# Standalone Pension Term Assurance?



## Yellow Belly (22 Jul 2008)

When a claim is made on the above policy the sum assured is paid into the pension fund of the deceased? How is this money the distributed to his wife assuming that she is not up to retirement age?

I know that pensions are a complicated area so any advice or knowledge would be appreciated.


----------



## ClubMan (22 Jul 2008)

Anything useful  on pension term assurance policies in general?


----------



## DerKaiser (22 Jul 2008)

I'm pretty sure it's the same as regular term assurance except the premiums are tax deductable.  Can't understand why more people don't take them out


----------



## ClubMan (22 Jul 2008)

If it's the same as term assurance why are the proceeds paid into the deceased individual's pension?

Can anybody else explain why people don't avail of the tax relief on this rather than taking out regular mortgage protection or general life assurance?


----------



## GSheehy (23 Jul 2008)

ClubMan said:


> Can anybody else explain why people don't avail of the tax relief on this rather than taking out regular mortgage protection or general life assurance?


 
Only thing that I can think of is that the policies are non-assignable and can't be used as security for a credit transaction.

PS : If its' 'self-employed' stand alone term insurance, the qualifying criteria for effecting a policy are that you are either sel-employed or in employment and not a member of a pension scheme. Someone with a PRSA can effect this type of policy if there are no death in service benefits through employment.


----------



## NHG (23 Jul 2008)

With our one (i think and hope), on death four times the annual salary is paid out in a lump sum and the remainder is paid out like pension, a monthly sum.  Please correct me if I am wrong.


----------



## ClubMan (23 Jul 2008)

GSheehy said:


> Only thing that I can think of is that the policies are non-assignable and can't be used as security for a credit transaction.
> 
> PS : If its' 'self-employed' stand alone term insurance, the qualifying criteria for effecting a policy are that you are either sel-employed or in employment and not a member of a pension scheme. Someone with a PRSA can effect this type of policy if there are no death in service benefits through employment.
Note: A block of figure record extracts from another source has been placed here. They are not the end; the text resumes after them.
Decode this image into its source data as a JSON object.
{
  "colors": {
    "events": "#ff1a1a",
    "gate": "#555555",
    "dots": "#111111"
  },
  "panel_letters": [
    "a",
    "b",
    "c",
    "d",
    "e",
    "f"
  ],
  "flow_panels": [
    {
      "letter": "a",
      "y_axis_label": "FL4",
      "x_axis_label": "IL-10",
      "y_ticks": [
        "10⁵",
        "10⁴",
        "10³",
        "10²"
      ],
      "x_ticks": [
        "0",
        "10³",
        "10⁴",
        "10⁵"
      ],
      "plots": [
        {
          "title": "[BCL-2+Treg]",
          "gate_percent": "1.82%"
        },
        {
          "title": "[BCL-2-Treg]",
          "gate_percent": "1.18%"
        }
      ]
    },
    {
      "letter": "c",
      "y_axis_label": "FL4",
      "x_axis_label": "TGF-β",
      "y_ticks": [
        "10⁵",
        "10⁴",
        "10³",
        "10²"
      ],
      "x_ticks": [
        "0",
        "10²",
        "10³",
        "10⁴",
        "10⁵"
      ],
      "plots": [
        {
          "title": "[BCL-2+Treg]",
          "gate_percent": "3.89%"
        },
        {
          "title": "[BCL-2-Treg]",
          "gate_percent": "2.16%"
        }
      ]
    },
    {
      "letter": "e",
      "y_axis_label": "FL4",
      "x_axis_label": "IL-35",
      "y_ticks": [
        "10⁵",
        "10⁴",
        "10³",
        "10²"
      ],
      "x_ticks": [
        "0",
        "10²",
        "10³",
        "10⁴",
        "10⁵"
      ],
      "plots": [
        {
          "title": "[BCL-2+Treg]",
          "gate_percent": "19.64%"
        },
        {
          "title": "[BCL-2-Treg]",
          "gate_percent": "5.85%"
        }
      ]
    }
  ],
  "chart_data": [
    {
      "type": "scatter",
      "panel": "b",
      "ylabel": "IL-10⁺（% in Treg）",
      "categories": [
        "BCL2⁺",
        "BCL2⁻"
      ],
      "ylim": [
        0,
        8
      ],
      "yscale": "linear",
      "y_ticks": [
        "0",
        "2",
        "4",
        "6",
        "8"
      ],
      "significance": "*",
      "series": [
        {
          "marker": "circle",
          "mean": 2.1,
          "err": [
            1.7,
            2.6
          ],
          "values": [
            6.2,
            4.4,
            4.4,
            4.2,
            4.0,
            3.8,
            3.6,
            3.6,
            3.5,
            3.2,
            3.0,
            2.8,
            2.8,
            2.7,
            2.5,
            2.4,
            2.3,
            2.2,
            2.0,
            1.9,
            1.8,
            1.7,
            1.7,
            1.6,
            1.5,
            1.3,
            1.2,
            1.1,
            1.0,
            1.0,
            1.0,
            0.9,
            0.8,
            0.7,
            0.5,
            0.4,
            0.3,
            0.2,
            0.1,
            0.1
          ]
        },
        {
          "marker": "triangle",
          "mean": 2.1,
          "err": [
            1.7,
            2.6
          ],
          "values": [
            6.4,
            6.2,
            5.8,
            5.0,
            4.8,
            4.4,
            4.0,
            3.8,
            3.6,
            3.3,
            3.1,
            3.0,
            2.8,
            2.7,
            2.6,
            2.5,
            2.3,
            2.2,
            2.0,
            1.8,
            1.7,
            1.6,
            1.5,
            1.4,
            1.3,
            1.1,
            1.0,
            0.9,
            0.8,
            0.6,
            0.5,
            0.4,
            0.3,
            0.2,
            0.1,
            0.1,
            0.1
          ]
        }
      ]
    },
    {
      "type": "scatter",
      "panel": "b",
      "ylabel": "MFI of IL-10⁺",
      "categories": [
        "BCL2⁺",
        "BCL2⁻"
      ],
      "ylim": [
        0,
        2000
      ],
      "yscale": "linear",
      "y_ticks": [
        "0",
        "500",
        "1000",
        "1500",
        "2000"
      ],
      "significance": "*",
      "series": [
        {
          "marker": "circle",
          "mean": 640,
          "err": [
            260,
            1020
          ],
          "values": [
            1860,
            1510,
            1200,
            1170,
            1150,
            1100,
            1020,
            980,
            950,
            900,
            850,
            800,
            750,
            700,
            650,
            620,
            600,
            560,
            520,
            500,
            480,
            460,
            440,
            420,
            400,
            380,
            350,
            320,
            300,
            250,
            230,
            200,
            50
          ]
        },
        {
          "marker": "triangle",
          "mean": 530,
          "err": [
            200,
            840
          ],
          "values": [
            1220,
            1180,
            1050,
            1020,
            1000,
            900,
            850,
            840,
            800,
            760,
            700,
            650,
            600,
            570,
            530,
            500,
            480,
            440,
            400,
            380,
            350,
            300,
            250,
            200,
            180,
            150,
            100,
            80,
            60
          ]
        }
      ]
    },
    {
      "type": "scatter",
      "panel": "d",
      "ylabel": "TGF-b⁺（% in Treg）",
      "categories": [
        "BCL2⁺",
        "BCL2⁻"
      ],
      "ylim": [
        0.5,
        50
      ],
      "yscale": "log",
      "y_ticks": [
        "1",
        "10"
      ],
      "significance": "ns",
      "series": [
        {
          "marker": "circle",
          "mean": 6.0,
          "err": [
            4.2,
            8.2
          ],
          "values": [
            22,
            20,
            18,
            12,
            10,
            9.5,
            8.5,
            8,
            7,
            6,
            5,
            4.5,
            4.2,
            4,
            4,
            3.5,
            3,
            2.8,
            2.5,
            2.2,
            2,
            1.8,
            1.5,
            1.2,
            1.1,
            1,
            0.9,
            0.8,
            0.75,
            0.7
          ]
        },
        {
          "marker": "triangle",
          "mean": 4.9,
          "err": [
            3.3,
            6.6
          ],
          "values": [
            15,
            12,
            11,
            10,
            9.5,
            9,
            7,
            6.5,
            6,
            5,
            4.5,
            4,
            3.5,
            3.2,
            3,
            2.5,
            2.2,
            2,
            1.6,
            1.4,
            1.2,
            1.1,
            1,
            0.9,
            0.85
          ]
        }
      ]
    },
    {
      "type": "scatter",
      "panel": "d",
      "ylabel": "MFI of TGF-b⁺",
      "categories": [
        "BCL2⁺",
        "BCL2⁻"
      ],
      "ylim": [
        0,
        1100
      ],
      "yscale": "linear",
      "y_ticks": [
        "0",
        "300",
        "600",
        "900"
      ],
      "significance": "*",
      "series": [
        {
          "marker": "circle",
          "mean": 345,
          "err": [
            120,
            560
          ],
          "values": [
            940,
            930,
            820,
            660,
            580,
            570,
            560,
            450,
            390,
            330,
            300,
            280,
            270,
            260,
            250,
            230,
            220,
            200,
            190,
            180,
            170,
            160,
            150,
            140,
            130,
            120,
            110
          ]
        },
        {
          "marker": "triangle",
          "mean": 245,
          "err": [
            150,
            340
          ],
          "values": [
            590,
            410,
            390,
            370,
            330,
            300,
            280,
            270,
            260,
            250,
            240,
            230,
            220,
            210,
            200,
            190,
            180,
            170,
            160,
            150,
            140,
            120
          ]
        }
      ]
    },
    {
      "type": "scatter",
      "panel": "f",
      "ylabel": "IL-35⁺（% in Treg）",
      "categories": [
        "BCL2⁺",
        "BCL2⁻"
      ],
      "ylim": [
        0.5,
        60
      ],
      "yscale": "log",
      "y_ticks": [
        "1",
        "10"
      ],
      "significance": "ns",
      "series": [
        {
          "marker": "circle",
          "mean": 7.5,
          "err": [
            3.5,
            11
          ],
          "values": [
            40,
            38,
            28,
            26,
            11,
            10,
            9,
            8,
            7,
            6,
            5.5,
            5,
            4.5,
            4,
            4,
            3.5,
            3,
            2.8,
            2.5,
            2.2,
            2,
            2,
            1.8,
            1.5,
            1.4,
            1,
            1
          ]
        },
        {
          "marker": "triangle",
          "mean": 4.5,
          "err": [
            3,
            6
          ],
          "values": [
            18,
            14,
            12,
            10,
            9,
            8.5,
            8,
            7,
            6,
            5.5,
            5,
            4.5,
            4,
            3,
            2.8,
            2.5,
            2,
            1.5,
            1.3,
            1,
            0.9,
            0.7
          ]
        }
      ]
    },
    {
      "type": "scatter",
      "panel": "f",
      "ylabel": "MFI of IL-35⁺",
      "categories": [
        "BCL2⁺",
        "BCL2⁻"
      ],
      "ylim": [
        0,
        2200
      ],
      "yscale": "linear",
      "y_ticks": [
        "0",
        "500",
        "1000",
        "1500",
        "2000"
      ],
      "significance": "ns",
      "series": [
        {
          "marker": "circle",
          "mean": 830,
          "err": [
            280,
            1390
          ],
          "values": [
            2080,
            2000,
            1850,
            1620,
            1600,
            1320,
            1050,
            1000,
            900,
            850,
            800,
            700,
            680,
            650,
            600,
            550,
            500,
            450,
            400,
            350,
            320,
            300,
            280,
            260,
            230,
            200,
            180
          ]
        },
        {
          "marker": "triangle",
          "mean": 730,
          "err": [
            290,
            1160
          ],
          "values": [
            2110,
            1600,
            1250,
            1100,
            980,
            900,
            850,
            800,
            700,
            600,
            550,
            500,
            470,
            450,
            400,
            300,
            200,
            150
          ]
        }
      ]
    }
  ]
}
Thanks for that. So, if effect, such policies may only be available to a limited number of people? A bit like pension mortgages which were generally restricted to self employed too?


NHG said:


> With our one (i think and hope), on death four times the annual salary is paid out in a lump sum and the remainder is paid out like pension, a monthly sum.  Please correct me if I am wrong.


Surely the terms & conditions of the policy clarify?


----------



## GSheehy (23 Jul 2008)

ClubMan said:


> Thanks for that. So, if effect, such policies may only be available to a limited number of people? A bit like pension mortgages which were generally restricted to self employed too?


 
I'm not so sure I would go that far. I think that when you add up all the self-empoyed, those in employment but not members of pensions schemes + those that have PRSAs without any Death In Service, it's a pretty sizable market. It may be that the policies are undersold or that people are not aware that it is possible to get tax relief on a 'life insurance policy'. Company Directors can also put in place 'Executive Term Assurance', on a stand alone basis, and the company can pay the premium. 

I also think that the restriction on pensions mortages may be lender imposed. I don't think that there are legislative impediments that could deter a DC,DB,PRSA or AVC PRSA plan holder from opting for a pension mortgage, once you can establish that the 'Cash' value at NRD will be sufficent to clear the debt.


----------



## ClubMan (23 Jul 2008)

OK - thanks for the info.


----------



## LDFerguson (28 Jul 2008)

One reason why Pension Term Assurance policies may not be as popular as other forms of life cover could be the fact that you can only avail of the tax relief while you are in non-pensionable employment or self-employed.  So you might qualify now, but move job in a few years' time and become ineligible.  Your tax relief would cease.  

As mentioned above, they cannot be used as security for a loan.  They cannot be taken out in joint names, although two people can take out one each, if they both qualify.


----------